Much of the work of a busy oncology day unit is undocumented, especially the work involved in phone triage during the working hours of 8am to 6pm. Phone calls from patients, their family doctors, palliative care teams, or from within the Hospital itself seeking advice form the majority of this aspect of the Specialist Oncology Nurse and Staff Nurses’ time. This project was performed to assess the nature of these calls and the broad advice given to the callers so that a dedicated Acute Review Specialist Oncology Nurse Clinic could be developed.

Methods

In conjunction with key oncology nurses and their medical oncologist colleagues a log to capture each answered call was developed. This centred on the date and time of the call, the source, the issue raised, the advice given, if advised to go to the Emergency Room the reason why, and other actions that were necessary. A form was completed per answered call, and collected at the end of the day. Data was recorded on a spreadsheet. All forms were annonymised with regard to patient identifiers. The forms were focused on whether the issue was successfully addressed within the day unit, the Hospital’s emergency room, the community services, or whether solely by the advice given over the telephone.

Results

A sample size of 252 incoming answered calls by the Oncology Nursing Staff to the Nurses’ station was analysed. Just over half these calls (52%) were made by patients/family members. Other calls related to internal questions such as from Interventional Radiology or other diagnostic areas of the Hospital (26%), pharmacies (7%), and family doctors (4%). The other 11% of calls were mainly from wards relating to advice on inpatients or seeking consults. Of the unwell patients calling for advice, near half (48%) were seeking advice on what action to take: stay at home or come to Hospital. 35% of patients were seeking either a new appointment or change in appointment date.
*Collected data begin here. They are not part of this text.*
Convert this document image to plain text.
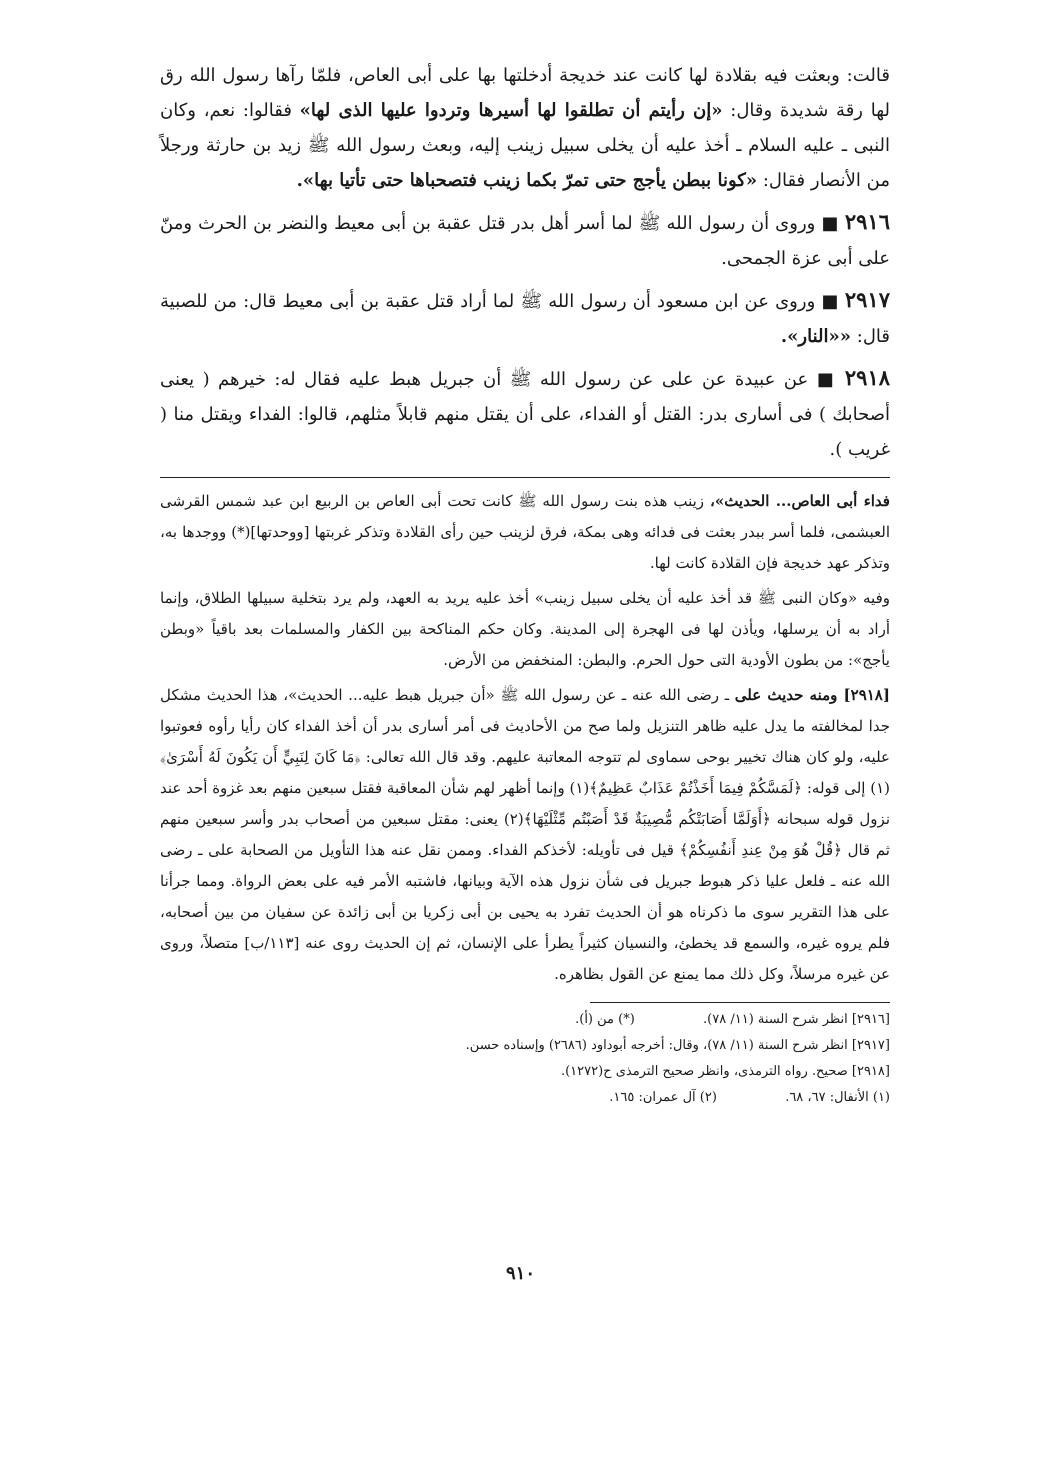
قالت: وبعثت فيه بقلادة لها كانت عند خديجة أدخلتها بها على أبى العاص، فلمّا رآها رسول الله رق لها رقة شديدة وقال: «إن رأيتم أن تطلقوا لها أسيرها وتردوا عليها الذى لها» فقالوا: نعم، وكان النبى ـ عليه السلام ـ أخذ عليه أن يخلى سبيل زينب إليه، وبعث رسول الله ﷺ زيد بن حارثة ورجلاً من الأنصار فقال: «كونا ببطن يأجج حتى تمرّ بكما زينب فتصحباها حتى تأتيا بها».

٢٩١٦ ■ وروى أن رسول الله ﷺ لما أسر أهل بدر قتل عقبة بن أبى معيط والنضر بن الحرث ومنّ على أبى عزة الجمحى.

٢٩١٧ ■ وروى عن ابن مسعود أن رسول الله ﷺ لما أراد قتل عقبة بن أبى معيط قال: من للصبية قال: ««النار».

٢٩١٨ ■ عن عبيدة عن على عن رسول الله ﷺ أن جبريل هبط عليه فقال له: خيرهم ( يعنى أصحابك ) فى أسارى بدر: القتل أو الفداء، على أن يقتل منهم قابلاً مثلهم، قالوا: الفداء ويقتل منا ( غريب ).

فداء أبى العاص... الحديث»، زينب هذه بنت رسول الله ﷺ كانت تحت أبى العاص بن الربيع ابن عبد شمس القرشى العبشمى، فلما أسر ببدر بعثت فى فدائه وهى بمكة، فرق لزينب حين رأى القلادة وتذكر غربتها [ووحدتها](*) ووجدها به، وتذكر عهد خديجة فإن القلادة كانت لها.

وفيه «وكان النبى ﷺ قد أخذ عليه أن يخلى سبيل زينب» أخذ عليه يريد به العهد، ولم يرد بتخلية سبيلها الطلاق، وإنما أراد به أن يرسلها، ويأذن لها فى الهجرة إلى المدينة. وكان حكم المناكحة بين الكفار والمسلمات بعد باقياً «وبطن يأجج»: من بطون الأودية التى حول الحرم. والبطن: المنخفض من الأرض.

[٢٩١٨] ومنه حديث على ـ رضى الله عنه ـ عن رسول الله ﷺ «أن جبريل هبط عليه... الحديث»، هذا الحديث مشكل جدا لمخالفته ما يدل عليه ظاهر التنزيل ولما صح من الأحاديث فى أمر أسارى بدر أن أخذ الفداء كان رأيا رأوه فعوتبوا عليه، ولو كان هناك تخيير بوحى سماوى لم تتوجه المعاتبة عليهم. وقد قال الله تعالى: ﴿مَا كَانَ لِنَبِيٍّ أَن يَكُونَ لَهُ أَسْرَىٰ﴾(١) إلى قوله: ﴿لَمَسَّكُمْ فِيمَا أَخَذْتُمْ عَذَابٌ عَظِيمٌ﴾(١) وإنما أظهر لهم شأن المعاقبة فقتل سبعين منهم بعد غزوة أحد عند نزول قوله سبحانه ﴿أَوَلَمَّا أَصَابَتْكُم مُّصِيبَةٌ قَدْ أَصَبْتُم مِّثْلَيْهَا﴾(٢) يعنى: مقتل سبعين من أصحاب بدر وأسر سبعين منهم ثم قال ﴿قُلْ هُوَ مِنْ عِندِ أَنفُسِكُمْ﴾ قيل فى تأويله: لأخذكم الفداء. وممن نقل عنه هذا التأويل من الصحابة على ـ رضى الله عنه ـ فلعل عليا ذكر هبوط جبريل فى شأن نزول هذه الآية وبيانها، فاشتبه الأمر فيه على بعض الرواة. ومما جرأنا على هذا التقرير سوى ما ذكرناه هو أن الحديث تفرد به يحيى بن أبى زكريا بن أبى زائدة عن سفيان من بين أصحابه، فلم يروه غيره، والسمع قد يخطئ، والنسيان كثيراً يطرأ على الإنسان، ثم إن الحديث روى عنه [١١٣/ب] متصلاً، وروى عن غيره مرسلاً، وكل ذلك مما يمنع عن القول بظاهره.

[٢٩١٦] انظر شرح السنة (١١/ ٧٨).  (*) من (أ).

[٢٩١٧] انظر شرح السنة (١١/ ٧٨)، وقال: أخرجه أبوداود (٢٦٨٦) وإسناده حسن.

[٢٩١٨] صحيح. رواه الترمذى، وانظر صحيح الترمذى ح(١٢٧٢).

(١) الأنفال: ٦٧، ٦٨.  (٢) آل عمران: ١٦٥.

٩١٠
The remaining 17% of patients were seeking non-emergency review by the medical oncology team.

Conclusions

This analysis of answered calls highlights the need for involvement of experienced oncology nurses in the triage of phone calls to a busy oncology day unit, and the need to develop an Acute Review Clinic, managed by an experienced oncology nurse specialist.

Clinical trial identification

Editorial acknowledgement

Legal entity responsible for the study

Beaumont Hospital Cancer Centre.

Funding

Has not received any funding.

Disclosure

All authors have declared no conflicts of interest.